Le soir je m'embarquais sur l'étang, conduisant seul mon bateau au milieu des joncs et des larges feuilles flottantes du nénuphar. Là, se réunissaient les hirondelles prêtes à quitter nos climats. Je ne perdais pas un seul de leurs gazouillis : Tavernier enfant était moins attentif au récit d'un voyageur. Elles se jouaient sur l'eau au tomber du soleil, poursuivaient les insectes, s'élançaient ensemble dans les airs, comme pour éprouver leurs ailes, se rabattaient à la surface du lac, puis se venaient suspendre aux roseaux que leur poids courbait à peine, et qu'elles remplissaient de leur ramage confus.
Les Mémoires d'Outre-Tombe . Chateaubriand
6 commentaires:
C'est drôle, pendant que tu célèbres encore l'automne avec Chateaubriand, moi aujourd'hui j'ai convoqué Schubert et son voyage d'hiver !
Et pourtant, ça c'est drôlement bien !
Ah bah moi j'aime le printemps par dessus tout ! et ce matin tout est blanc, il a neigé et il neige encore. Le trajet en vélo sera un peu acrobatique.

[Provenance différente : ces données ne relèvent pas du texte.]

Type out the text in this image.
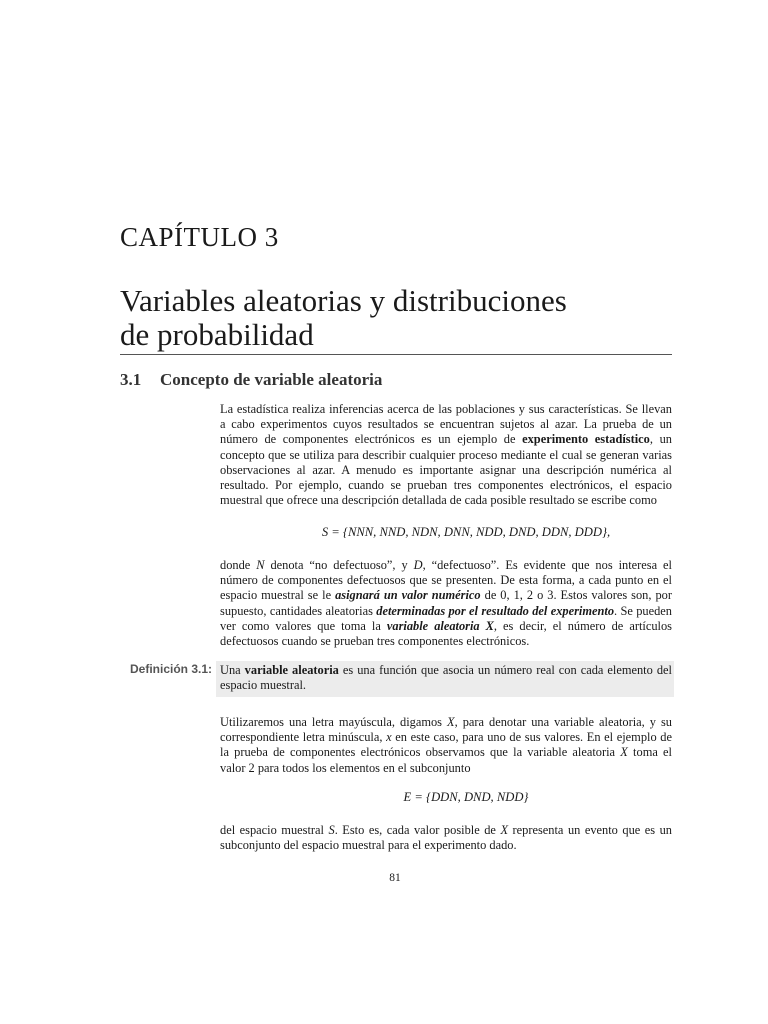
CAPÍTULO 3
Variables aleatorias y distribuciones
de probabilidad
3.1 Concepto de variable aleatoria
La estadística realiza inferencias acerca de las poblaciones y sus características. Se llevan a cabo experimentos cuyos resultados se encuentran sujetos al azar. La prueba de un número de componentes electrónicos es un ejemplo de experimento estadístico, un concepto que se utiliza para describir cualquier proceso mediante el cual se generan varias observaciones al azar. A menudo es importante asignar una descripción numérica al resultado. Por ejemplo, cuando se prueban tres componentes electrónicos, el espacio muestral que ofrece una descripción detallada de cada posible resultado se escribe como
S = {NNN, NND, NDN, DNN, NDD, DND, DDN, DDD},
donde N denota “no defectuoso”, y D, “defectuoso”. Es evidente que nos interesa el número de componentes defectuosos que se presenten. De esta forma, a cada punto en el espacio muestral se le asignará un valor numérico de 0, 1, 2 o 3. Estos valores son, por supuesto, cantidades aleatorias determinadas por el resultado del experimento. Se pueden ver como valores que toma la variable aleatoria X, es decir, el número de artículos defectuosos cuando se prueban tres componentes electrónicos.
Definición 3.1: Una variable aleatoria es una función que asocia un número real con cada elemento del espacio muestral.
Utilizaremos una letra mayúscula, digamos X, para denotar una variable aleatoria, y su correspondiente letra minúscula, x en este caso, para uno de sus valores. En el ejemplo de la prueba de componentes electrónicos observamos que la variable aleatoria X toma el valor 2 para todos los elementos en el subconjunto
E = {DDN, DND, NDD}
del espacio muestral S. Esto es, cada valor posible de X representa un evento que es un subconjunto del espacio muestral para el experimento dado.
81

Comment se bien préparer au proche solstice … 😎
je ne me taperais pas les mémoires d'oute tombe, mais un petit extrait comme çà, même si je perçois les excès de ce romantisme exacerbé, n'est pas sans entrer en harmonie avec quelque chose en moi, y compris stylistiquement...
Plume : tiens, une œuvre de Schubert que je ne connais pas.
Cornus : c'est Victor Hugo qui avait dit : "Je veux être Chateaubriand ou rien."
Valérie : neige "mouillée" hier soir su Lyon, au moment de la Fête des Lumières.
Câo : et ton émoticône porte encore des lunettes de soleil ....
Karagar : on y trouve effectivement de très beaux passages, dont ceux sur son enfance.